It Was Dusk, And We Had Just Secured The Only Horses Available, When
Two Armenians, Bound For Teheran, Rode Into The Yard.
When told they
were just too late for a relay, the rage of one of them - a short,
apoplectic-looking little man - was awful to behold.
As I mounted, his
companion came up and politely advised us not to attempt to ride to
Murchakhar by night. "The road swarms with footpads," he said, in a
mysterious undertone; "you run a very great risk of being robbed and
murdered if you go on to-night." "You would have run a far greater
of being frozen to death, if we had not saved you by taking these
horses," cried Gerome, as we rode coolly out of the gateway.
Bideshk is noted for a great battle fought in its vicinity between
the army of Nadir Shah and Ashraf the Afghan.
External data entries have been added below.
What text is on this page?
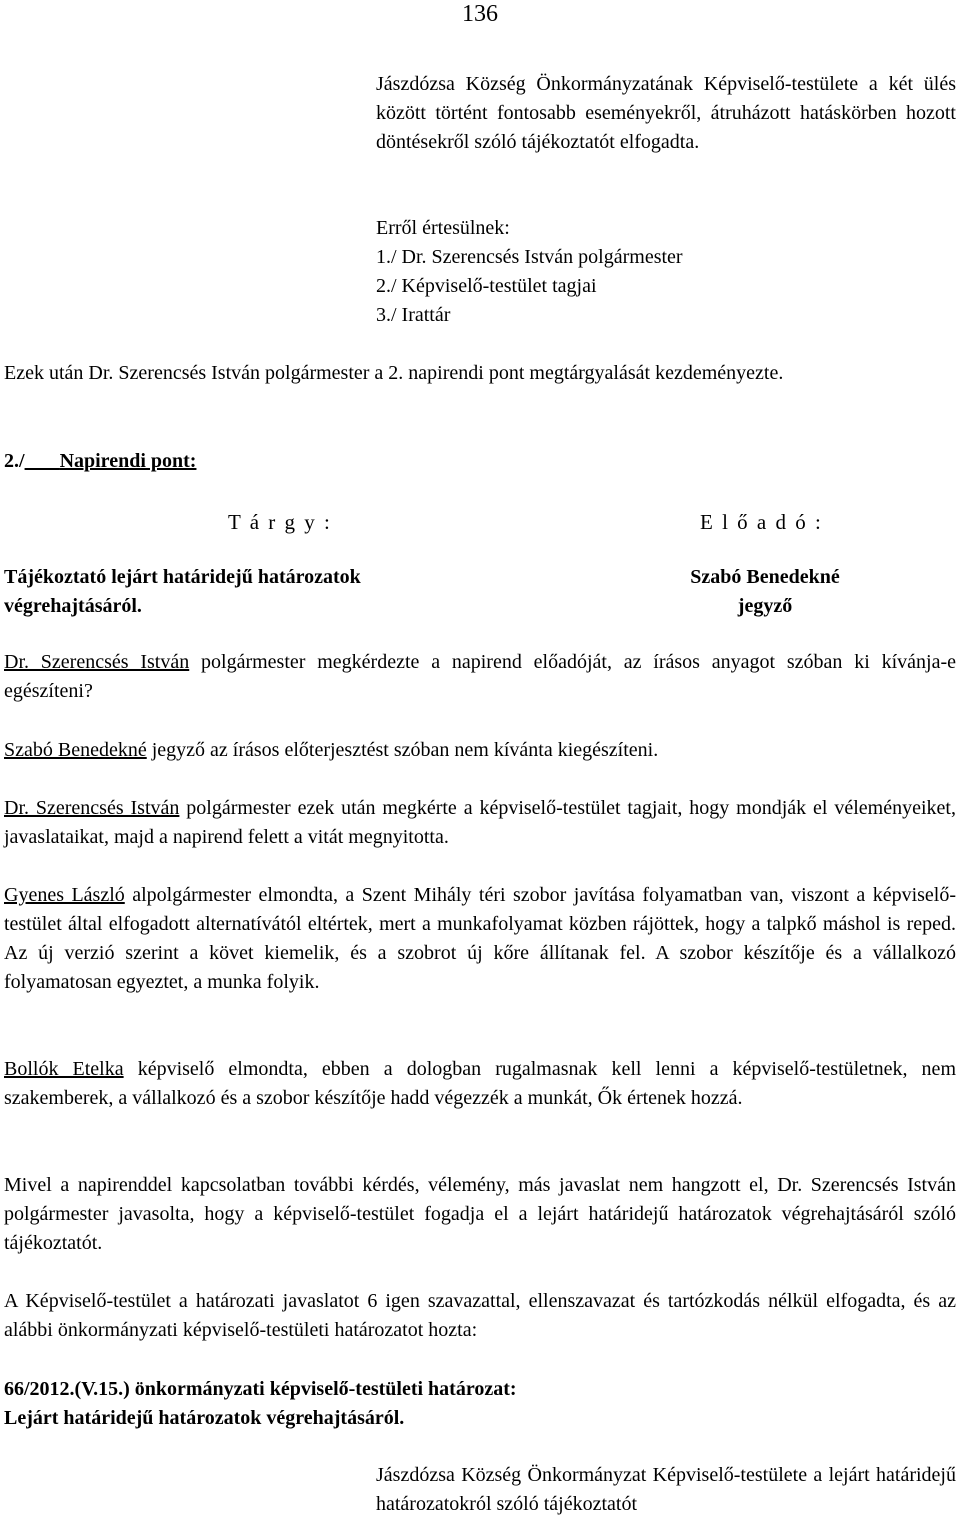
136

Jászdózsa Község Önkormányzatának Képviselő-testülete a két ülés között történt fontosabb eseményekről, átruházott hatáskörben hozott döntésekről szóló tájékoztatót elfogadta.

Erről értesülnek:
1./ Dr. Szerencsés István polgármester
2./ Képviselő-testület tagjai
3./ Irattár

Ezek után Dr. Szerencsés István polgármester a 2. napirendi pont megtárgyalását kezdeményezte.

2./ Napirendi pont:
T á r g y :	E l ő a d ó :
Tájékoztató lejárt határidejű határozatok
végrehajtásáról.
Szabó Benedekné
jegyző

Dr. Szerencsés István polgármester megkérdezte a napirend előadóját, az írásos anyagot szóban ki kívánja-e egészíteni?

Szabó Benedekné jegyző az írásos előterjesztést szóban nem kívánta kiegészíteni.

Dr. Szerencsés István polgármester ezek után megkérte a képviselő-testület tagjait, hogy mondják el véleményeiket, javaslataikat, majd a napirend felett a vitát megnyitotta.

Gyenes László alpolgármester elmondta, a Szent Mihály téri szobor javítása folyamatban van, viszont a képviselő-testület által elfogadott alternatívától eltértek, mert a munkafolyamat közben rájöttek, hogy a talpkő máshol is reped. Az új verzió szerint a követ kiemelik, és a szobrot új kőre állítanak fel. A szobor készítője és a vállalkozó folyamatosan egyeztet, a munka folyik.

Bollók Etelka képviselő elmondta, ebben a dologban rugalmasnak kell lenni a képviselő-testületnek, nem szakemberek, a vállalkozó és a szobor készítője hadd végezzék a munkát, Ők értenek hozzá.

Mivel a napirenddel kapcsolatban további kérdés, vélemény, más javaslat nem hangzott el, Dr. Szerencsés István polgármester javasolta, hogy a képviselő-testület fogadja el a lejárt határidejű határozatok végrehajtásáról szóló tájékoztatót.

A Képviselő-testület a határozati javaslatot 6 igen szavazattal, ellenszavazat és tartózkodás nélkül elfogadta, és az alábbi önkormányzati képviselő-testületi határozatot hozta:

66/2012.(V.15.) önkormányzati képviselő-testületi határozat:
Lejárt határidejű határozatok végrehajtásáról.

Jászdózsa Község Önkormányzat Képviselő-testülete a lejárt határidejű határozatokról szóló tájékoztatót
Its post-house is also
noted, as I can vouch for, for the largest and most venomous bugs
between Teheran and Ispahan. We only remained there three hours, and
felt the effects for days afterwards.
All trace of ice and snow disappeared a few farsakhs from here, and we
galloped gaily across a hard and level plain to our destination for
the night. The post-house was a blaze of light. A couple of armed
sentries stood in front of the doorway, and a motley crowd of
soldiers, Shagird-chapars, and peasants outside.
"You cannot come in," said the postmaster, full of importance. "The
Zil-i-Sultan is here on a hunting expedition. He will start away
early in the morning, and then you can have the guest-room, but not
before." Too tired to mind much - indeed, half asleep already - we
groped our way to the stables, where, on the cleanest bundle of straw
I have ever seen - or smelt, for it was pitch dark - in a Persian
post-stable (probably the property of his Highness the Governor of
Ispahan), we were soon in the land of dreams. Had we known that we
were calmly reposing within a couple of feet of the royal charger's
heels, our slumbers might not have been so refreshing. Daylight
disclosed the fact.
The governor and his suite had apparently made a night of it. Although
it was past eight o'clock when we made a start, the prince, his suite,
soldiers, and grooms were none of them stirring, although his _chef_
was busily engaged, with his staff of assistants, preparing a
sumptuous breakfast of kababs, roast meat and poultry, pastry, and
confectionery of various kinds. I could not help envying the man whose
appetite and digestion would enable him to sit down to such a meal
at such an hour. Sherbet, the Shagird from Murchakhar informed us in
confidence, is the favourite drink of the Zil-i-Sultan. I only once
tasted sherbet in Persia, and was somewhat surprised - so lasting are
one's youthful associations - to find it utterly different to the
refreshing but somewhat depressing beverage of my school-days, sold,
if I remember rightly, at twopence a packet.